これは、プロフェッショナルのための16条件の基本中の基本です。
 中にはこれが理解できない人もいるでしょうし、若い人が拒否反応を示すのではと心配する方もいるでしょう。
 しかし、「仕事に人生をかける」ことに抵抗を感じているうちは、プロフェッショナルから一番遠い存在にある、『生き残る権利』を放棄していることになります。
 何も、「仕事に人生をかけろ」=24時間働けということではありません。仕事以外に費やす時間も全部仕事に繋がっていることに気づかなければダメ、ということなのです。
 仕事に人生をかけていない人、仮にAさんとしましょう。Aさんにとっては、仕事はあくまでもいろいろな活動のうちのひとつであり、収入を得るための手段としか考えていません。つまり、Aさんは仕事を本気でやっていない、本当の仕事の楽しさ、そして仕事を通してどれだけ人間的に成長できるのか、生きていく上でどれだけ意義が深いかということを理解できていないのです。そんな中途半端な姿勢では、仕事で結果など出ません。
 そしてAさんは仕事がうまくいかないからと、仕事以外の違う部分に人生の楽しさを求め、さらに仕事から逃げてしまう…。これではやはり結果が出ません。この「結果が出ない」魔のサイクルから抜け出せないうちは、いつまでたっても人間として成長できないし、ビジネスパーソンとしても成長できないのです。ですから、社会に出てもはたから見ると評価されない人になっているのです。
 私は今まで多くの方に「仕事というのはあなたにとってどのようなものですか?」とお聞きしてきました。すると、成功しているすべての人が「仕事イコール人生だ」とお答えになったのです。成功といっても、大富豪や有名人になったわけではないですが、社会的にある程度結果を残している若い人から年配の方まで、みなさん、仕事に人生をかけるというのは生きる上での大前提だとおっしゃったのです。
 いまさらながら、その中のお一人、あるコンサルタントの方の考えの正しさに気づかされます。彼と私は次のような話をしました。
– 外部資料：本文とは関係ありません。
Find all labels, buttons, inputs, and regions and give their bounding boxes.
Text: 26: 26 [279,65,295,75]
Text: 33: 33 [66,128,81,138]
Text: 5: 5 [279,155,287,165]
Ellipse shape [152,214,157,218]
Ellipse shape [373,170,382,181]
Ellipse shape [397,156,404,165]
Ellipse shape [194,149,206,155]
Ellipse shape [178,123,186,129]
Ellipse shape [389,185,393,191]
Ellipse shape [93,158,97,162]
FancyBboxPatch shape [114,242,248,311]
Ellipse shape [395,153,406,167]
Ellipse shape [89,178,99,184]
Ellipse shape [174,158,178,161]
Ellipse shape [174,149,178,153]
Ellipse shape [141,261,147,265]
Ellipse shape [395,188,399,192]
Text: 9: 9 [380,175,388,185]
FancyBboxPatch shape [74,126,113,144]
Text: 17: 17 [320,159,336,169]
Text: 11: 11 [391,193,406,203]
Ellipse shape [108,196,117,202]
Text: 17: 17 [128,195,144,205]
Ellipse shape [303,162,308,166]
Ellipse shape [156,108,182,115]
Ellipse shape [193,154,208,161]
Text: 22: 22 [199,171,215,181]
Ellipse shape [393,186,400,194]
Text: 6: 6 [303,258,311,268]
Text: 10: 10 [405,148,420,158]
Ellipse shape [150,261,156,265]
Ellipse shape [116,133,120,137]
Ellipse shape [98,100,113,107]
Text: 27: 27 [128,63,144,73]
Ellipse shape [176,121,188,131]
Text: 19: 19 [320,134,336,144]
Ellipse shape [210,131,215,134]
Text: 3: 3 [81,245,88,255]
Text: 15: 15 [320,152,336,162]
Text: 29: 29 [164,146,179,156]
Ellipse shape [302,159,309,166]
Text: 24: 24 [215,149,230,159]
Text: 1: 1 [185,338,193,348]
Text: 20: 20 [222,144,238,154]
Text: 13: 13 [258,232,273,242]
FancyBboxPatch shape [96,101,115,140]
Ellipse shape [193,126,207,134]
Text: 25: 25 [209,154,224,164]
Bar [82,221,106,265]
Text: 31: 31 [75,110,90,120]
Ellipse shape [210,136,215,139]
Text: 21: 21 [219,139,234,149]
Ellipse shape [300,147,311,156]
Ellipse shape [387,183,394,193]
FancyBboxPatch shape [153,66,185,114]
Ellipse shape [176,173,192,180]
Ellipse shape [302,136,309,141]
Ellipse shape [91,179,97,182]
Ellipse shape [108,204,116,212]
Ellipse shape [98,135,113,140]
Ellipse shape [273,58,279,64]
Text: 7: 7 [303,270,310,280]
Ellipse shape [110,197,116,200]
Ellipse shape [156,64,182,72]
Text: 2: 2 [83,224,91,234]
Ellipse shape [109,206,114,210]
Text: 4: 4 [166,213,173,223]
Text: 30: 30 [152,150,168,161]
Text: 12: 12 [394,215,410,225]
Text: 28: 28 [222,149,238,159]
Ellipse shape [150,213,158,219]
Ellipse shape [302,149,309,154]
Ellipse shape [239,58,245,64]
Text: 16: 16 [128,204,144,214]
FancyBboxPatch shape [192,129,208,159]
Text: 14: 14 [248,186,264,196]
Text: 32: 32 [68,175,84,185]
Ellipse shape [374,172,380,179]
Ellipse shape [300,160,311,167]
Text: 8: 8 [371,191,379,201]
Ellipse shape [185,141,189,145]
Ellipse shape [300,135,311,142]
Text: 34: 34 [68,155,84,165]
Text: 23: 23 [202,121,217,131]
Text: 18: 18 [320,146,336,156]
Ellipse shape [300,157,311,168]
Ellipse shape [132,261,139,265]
「時間で割ると、仕事をしている時間は大体3分の1、眠る時間が3分の1、そのほかのことをやる時間が3分の1になりますね」
 と私が言うと彼は、
「まぁ、平均を取ればそういったスケジュールになると思います。しかし、仕事は人間が生きる中で、もっとも大事であって、もっとも学べて、もっとも影響を受けることです。ですから、私は仕事イコール人生です」
 と答えたのです。
 彼はスキーもやるし、プライベート・ジェットも運転するしで日常生活をすごくエンジョイしています。ですから私は彼のことを、仕事はほんの一部で、プライベートも趣味も別々に考えている人だととらえていました。ところが、
「プライベートや趣味でエネルギーを使い、頭を使い、エンジョイするからこそ仕事も生きてくる。仕事とプライベート、趣味は切っては切れない関係にあり、そこに仕事がなければなんの意味もない活動になってしまう。あくまでプライベートや趣味はプラスアルファ、それが必要ない人もいれば、必要な人もいる。仕事で結果を出す、仕事を楽しくしていくためのひとつの手段ですよ。やはり中心は仕事です」。
 彼をはじめ、多くの人が同様の意見であったことには、非常に驚きました。自分自身もそう考えてはいたのですが、それは「自分が仕事人間だからだ」と思っていたのです。ですから、いろいろなところで執筆したり、話したりする際にも、遠慮がちに「仕事もあり、プライベートもあり、趣味もあり…勉強、学ぶこともある」と全部分けて考えていたのですが、結局すべて仕事に繋がるのだと気づきました。仕事がすべてだと。仕事とは人間的に成長する活動であり、職場はその現場であると理解できたのです。
 職場は社会の縮図です。大きな社会の縮小版が職場。職場で結果を出せない人は社会でも結果が出せない、仕事を楽しむことができない人は、社会でも楽しむことができないのです。つまり、仕事は社会とは切っても切れないもの、場合によってはイコールであると、成功者のみなさんは考えているのです。ですから「仕事に人生をかける」ということを聞いて、疑問に思う人は仕事に十分満足していない、楽しめていない、結果を出せていない、チャレンジできていないという証拠です。一番目の前で大事なことを楽しめていない、結果を出せていないということは何をやっても楽しめない、結果を出せない…したがって、人生を楽しめない。極端なことを言えば生きている価値がない、ということになるのです。
 ですから、仕事というものの定義をどう捉えるかが肝心だと思います。
 単純に言ってしまうと仕事はお金を得る手段ですが、本当の意味での仕事は人間的に成長するためのツールでもあり、人生そのものだと考えるべきなのです。なぜかと言えば、仕事で結果を出すためにはいろんな面での総合的な人間力を要求されます。組織に属する人はもちろん、フリーライターやカメラマン、イラストレーターなどフリーランスと呼ばれる職業の人でもいろんな方の協力を得てやらないと仕事が完成しない、一人だけでは結果が出ないのです。仕事を通して我慢したり、葛藤したり、自分の行動を改めることで人間的に成長し、その結果、仕事でも成果が出て報酬をもらう。これによって人間は成長していくと思うのです。成長できなければ、報酬は得られないのです。生きていく上で、仕事が一番厳しいでしょう。例えば、学校では勉強ができなくても許されますよね? でも社会では、仕事ができなければ生活していけません。コンビニエンスストアのアルバイトにしても、居酒屋のウェイターやウェイトレスにしても、ホテルの受付スタッフにしても、お客様のニーズを読んで喜ばせること、やるべき仕事をやって成長していかなければ報酬は得られないのです。
 どうでしょうか。人間として生きていく上で、報酬を得ないで生活できると思いますか。一生誰かに養ってもらうわけです。ちなみに主婦の方は違いますよ。主婦は家事をやり、ご主人やお子さんのサポートをしています。これは立派な仕事です。ただ単に、会社に勤めていて、自動的に毎月給料が振り込まれるという直接的報酬なのか、間接的報酬なのかの違いがあるだけです。また主婦は夫の仕事がうまくいくように支えており、まさにそこにかけているのです。自分の人生をかけている主婦業は立派な仕事であり、主婦は仕事のプロだと思います。
「仕事に人生をかける」=仕事が人生そのものととらえて成長していく
 これが、プロフェッショナルの大前提なのです。